Instructions

10
1.3 Condensatoren
Steek de condensatoren in de overeenkomstig gekenmerkte gaten, buig de draden iets uit
elkaar en soldeer deze netjes met de printbanen. Bij de elektrolyt- condensatoren (elco’s)
moet u op de juiste polariteit letten (+/-).
Let op!
Afhankelijk van het merk staan er op de elektrolyt- condensatoren verschillende
polariteitkenmerken. Sommige fabrikanten geven “+” aan, anderen echter “-“.
Maatgevend is de aanduiding van de polariteit, zoals die door de fabrikant op de elco
gedrukt is.
C1 = 220 µF elco
C2 = 47 µF elco
C3 = 47 µF elco
1.4 Transistors
In deze werkfase worden de transistors overeenkomstig de onderdelenopdruk geplaatst en
op de printbaanzijde gesoldeerd.
Let hier beslist op de positie: de omtrek van de behuizing van de transistors moet
overeenstemmen met die van de opdruk op de printplaat.

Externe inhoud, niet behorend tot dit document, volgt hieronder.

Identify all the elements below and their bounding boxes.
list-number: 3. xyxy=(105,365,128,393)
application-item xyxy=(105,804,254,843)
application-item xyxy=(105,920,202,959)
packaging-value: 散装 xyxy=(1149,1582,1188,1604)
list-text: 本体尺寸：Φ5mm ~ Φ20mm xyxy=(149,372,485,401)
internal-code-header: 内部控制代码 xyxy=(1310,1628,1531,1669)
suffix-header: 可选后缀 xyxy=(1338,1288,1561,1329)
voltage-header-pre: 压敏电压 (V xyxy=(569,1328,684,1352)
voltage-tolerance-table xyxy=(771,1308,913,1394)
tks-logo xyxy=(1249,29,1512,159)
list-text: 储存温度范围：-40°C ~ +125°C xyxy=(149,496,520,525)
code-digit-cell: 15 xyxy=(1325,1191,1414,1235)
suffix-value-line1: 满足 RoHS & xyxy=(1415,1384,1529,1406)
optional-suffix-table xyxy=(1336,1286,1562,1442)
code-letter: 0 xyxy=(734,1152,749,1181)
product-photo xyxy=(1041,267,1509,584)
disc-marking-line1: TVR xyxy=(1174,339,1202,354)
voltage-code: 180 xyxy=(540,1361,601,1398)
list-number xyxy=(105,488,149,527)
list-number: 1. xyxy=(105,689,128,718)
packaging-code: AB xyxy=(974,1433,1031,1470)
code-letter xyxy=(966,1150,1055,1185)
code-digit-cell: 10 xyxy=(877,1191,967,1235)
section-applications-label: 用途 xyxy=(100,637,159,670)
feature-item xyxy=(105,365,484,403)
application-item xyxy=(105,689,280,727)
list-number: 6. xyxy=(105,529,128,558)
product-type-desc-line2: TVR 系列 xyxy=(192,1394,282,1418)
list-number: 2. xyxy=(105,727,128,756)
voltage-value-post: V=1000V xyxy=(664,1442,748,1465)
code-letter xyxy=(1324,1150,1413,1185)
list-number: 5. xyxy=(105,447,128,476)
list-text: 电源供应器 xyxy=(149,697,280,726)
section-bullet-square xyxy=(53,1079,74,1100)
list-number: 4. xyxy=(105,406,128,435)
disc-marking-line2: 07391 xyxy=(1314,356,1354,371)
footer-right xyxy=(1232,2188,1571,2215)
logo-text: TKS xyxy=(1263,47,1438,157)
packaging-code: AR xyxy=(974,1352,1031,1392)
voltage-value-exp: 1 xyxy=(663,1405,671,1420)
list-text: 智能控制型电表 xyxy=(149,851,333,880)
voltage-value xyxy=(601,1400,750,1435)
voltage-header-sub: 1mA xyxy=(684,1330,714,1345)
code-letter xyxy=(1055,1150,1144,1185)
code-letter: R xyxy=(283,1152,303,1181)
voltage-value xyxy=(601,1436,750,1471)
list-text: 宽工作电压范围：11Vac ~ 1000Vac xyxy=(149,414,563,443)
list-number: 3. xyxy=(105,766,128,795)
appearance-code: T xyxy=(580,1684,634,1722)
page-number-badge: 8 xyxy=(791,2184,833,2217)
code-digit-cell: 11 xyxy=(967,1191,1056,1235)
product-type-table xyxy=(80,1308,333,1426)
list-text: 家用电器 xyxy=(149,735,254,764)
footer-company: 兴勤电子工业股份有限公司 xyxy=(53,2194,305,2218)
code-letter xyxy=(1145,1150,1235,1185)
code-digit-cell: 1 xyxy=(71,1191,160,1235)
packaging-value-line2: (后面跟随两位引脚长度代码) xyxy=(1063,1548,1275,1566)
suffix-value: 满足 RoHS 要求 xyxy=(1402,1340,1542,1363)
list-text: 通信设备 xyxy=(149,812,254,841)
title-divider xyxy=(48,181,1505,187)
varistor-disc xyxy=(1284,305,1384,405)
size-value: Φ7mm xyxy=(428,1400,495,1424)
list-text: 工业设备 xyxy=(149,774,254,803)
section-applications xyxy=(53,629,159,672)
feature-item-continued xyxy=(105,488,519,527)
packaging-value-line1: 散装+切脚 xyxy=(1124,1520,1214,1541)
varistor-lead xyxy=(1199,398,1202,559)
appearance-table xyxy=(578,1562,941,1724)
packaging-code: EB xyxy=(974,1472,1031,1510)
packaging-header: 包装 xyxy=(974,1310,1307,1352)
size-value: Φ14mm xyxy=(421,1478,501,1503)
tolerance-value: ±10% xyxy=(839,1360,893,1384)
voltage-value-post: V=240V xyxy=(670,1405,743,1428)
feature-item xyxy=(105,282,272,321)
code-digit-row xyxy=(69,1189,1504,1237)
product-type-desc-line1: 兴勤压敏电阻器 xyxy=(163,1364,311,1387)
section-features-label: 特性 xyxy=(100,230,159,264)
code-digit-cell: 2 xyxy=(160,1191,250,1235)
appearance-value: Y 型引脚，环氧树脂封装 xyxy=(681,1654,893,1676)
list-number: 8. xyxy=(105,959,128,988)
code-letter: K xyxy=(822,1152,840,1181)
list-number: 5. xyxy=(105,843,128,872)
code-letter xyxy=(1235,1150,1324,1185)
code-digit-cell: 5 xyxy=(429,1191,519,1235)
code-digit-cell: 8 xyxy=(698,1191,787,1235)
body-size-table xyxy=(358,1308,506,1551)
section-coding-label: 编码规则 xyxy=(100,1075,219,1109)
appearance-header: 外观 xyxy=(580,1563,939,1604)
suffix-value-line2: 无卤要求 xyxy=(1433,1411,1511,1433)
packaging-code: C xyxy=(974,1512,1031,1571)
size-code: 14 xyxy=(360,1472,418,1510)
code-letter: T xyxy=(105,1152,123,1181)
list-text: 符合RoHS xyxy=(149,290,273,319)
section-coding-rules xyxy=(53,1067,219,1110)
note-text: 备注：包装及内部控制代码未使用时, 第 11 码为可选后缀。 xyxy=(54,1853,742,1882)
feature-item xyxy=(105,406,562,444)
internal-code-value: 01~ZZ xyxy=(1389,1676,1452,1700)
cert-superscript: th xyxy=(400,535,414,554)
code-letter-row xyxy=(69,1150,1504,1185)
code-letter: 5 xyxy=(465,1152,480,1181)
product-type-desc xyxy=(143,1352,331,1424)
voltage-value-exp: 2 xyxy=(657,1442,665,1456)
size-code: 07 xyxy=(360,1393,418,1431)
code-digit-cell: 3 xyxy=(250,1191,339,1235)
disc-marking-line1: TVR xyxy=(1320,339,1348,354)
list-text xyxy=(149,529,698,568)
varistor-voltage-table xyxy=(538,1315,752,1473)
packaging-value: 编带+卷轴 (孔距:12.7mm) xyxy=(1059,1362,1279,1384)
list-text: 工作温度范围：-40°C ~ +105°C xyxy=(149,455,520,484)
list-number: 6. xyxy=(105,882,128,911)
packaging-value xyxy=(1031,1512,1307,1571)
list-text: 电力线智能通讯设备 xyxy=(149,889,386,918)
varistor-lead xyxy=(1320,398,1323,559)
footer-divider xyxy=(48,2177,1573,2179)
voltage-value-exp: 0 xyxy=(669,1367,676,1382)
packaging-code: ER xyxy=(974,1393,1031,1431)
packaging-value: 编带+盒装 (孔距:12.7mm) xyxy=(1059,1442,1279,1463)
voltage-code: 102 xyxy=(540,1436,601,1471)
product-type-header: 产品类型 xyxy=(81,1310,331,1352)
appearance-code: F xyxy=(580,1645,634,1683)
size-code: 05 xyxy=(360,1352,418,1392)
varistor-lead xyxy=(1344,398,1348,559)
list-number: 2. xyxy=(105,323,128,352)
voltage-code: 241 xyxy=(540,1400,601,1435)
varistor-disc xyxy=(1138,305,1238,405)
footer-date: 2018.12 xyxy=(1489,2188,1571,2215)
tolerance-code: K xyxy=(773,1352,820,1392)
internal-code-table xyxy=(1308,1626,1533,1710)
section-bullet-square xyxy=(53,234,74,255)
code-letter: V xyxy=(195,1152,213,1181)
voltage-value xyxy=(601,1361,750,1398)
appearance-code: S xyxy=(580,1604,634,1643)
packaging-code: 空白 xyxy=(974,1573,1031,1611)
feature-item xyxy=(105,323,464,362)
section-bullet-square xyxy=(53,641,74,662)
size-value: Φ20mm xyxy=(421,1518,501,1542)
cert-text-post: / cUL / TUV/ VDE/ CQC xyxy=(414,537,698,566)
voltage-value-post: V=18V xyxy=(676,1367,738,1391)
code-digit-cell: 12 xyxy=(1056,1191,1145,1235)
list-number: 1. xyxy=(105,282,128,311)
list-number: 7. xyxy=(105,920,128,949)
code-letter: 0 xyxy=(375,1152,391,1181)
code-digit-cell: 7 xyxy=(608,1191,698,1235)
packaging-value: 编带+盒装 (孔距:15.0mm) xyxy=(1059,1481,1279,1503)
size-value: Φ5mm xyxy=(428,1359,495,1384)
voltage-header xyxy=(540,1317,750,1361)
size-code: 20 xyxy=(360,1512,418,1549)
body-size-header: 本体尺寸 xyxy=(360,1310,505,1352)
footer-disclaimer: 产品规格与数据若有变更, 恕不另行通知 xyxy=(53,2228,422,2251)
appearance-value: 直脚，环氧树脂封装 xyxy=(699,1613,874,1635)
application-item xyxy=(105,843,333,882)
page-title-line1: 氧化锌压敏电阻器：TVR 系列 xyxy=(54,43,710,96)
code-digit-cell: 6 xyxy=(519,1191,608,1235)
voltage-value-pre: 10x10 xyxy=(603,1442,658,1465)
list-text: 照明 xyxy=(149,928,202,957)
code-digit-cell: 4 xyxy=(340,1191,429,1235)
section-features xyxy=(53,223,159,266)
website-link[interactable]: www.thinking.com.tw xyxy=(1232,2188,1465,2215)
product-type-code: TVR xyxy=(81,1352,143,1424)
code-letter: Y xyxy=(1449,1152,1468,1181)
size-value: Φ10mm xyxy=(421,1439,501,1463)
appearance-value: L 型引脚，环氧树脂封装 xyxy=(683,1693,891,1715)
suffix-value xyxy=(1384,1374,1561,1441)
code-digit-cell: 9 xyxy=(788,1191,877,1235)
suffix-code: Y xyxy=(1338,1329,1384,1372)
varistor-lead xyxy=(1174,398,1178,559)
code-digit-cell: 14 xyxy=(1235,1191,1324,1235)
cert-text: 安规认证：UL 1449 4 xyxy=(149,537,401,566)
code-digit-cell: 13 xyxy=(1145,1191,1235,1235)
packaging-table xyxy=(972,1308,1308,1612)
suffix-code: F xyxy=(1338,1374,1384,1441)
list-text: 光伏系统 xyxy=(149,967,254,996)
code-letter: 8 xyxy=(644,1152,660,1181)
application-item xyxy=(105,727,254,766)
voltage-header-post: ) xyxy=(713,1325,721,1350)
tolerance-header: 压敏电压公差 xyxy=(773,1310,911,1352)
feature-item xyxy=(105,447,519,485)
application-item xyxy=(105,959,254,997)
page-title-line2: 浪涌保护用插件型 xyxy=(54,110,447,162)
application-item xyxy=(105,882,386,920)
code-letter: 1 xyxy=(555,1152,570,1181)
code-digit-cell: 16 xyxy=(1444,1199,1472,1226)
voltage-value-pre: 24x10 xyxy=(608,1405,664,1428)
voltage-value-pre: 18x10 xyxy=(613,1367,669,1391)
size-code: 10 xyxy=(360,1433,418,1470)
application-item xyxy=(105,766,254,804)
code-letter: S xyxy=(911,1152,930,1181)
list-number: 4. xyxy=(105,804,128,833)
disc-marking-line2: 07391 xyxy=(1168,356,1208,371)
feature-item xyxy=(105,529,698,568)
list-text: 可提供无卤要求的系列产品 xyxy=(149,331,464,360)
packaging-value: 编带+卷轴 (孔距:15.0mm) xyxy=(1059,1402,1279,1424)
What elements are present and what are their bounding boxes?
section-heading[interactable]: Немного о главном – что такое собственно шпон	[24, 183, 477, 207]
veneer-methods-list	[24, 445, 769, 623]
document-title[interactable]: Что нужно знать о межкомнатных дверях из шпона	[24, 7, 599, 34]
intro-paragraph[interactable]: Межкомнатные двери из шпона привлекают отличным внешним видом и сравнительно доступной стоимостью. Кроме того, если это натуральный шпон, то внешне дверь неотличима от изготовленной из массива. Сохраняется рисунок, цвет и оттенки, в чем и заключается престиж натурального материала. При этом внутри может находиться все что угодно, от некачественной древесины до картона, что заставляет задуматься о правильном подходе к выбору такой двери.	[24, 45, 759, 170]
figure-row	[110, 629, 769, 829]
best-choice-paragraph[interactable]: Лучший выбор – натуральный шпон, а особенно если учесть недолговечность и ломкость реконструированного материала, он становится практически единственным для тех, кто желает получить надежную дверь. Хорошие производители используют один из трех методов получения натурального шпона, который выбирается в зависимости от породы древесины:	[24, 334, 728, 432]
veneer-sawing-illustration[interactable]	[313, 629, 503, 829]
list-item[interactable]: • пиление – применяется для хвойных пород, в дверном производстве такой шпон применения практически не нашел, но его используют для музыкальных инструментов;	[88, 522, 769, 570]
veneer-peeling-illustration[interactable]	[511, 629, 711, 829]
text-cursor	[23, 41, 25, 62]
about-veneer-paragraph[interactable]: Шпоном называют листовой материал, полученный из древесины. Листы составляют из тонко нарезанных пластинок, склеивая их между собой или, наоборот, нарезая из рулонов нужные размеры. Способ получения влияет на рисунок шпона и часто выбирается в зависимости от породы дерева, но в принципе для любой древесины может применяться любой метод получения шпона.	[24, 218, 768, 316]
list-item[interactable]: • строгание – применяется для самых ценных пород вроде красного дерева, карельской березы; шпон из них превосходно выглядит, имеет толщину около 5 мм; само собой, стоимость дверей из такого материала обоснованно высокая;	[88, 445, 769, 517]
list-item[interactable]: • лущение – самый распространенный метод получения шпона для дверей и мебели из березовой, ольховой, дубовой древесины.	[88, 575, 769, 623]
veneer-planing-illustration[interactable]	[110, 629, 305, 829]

Oriënteer u hierbij aan de
afgevlakte kant van de transistorbehuizing. De aansluitpennen mogen zich elkaar in geen
geval kruisen, bovendien moeten deze onderdelen met ca. 5 mm afstand tot de printplaat
vastgesoldeerd worden.
Transistor T4 wordt liggend gemonteerd en met de meegeleverde koellichaam samen
geschroefd. Hiertoe moeten de aansluitpennen naar onderen afgeschuind worden.
Vastgesoldeerd worden de aansluitpennen pas als de transistor op het koellichaam
vastgeschroefd is. De opdruk van T4 moet naar boven wijzen (typebenaming moet leesbaar
blijven).
Let op een korte soldeertijd, opdat de transistors niet door oververhitting vernield worden.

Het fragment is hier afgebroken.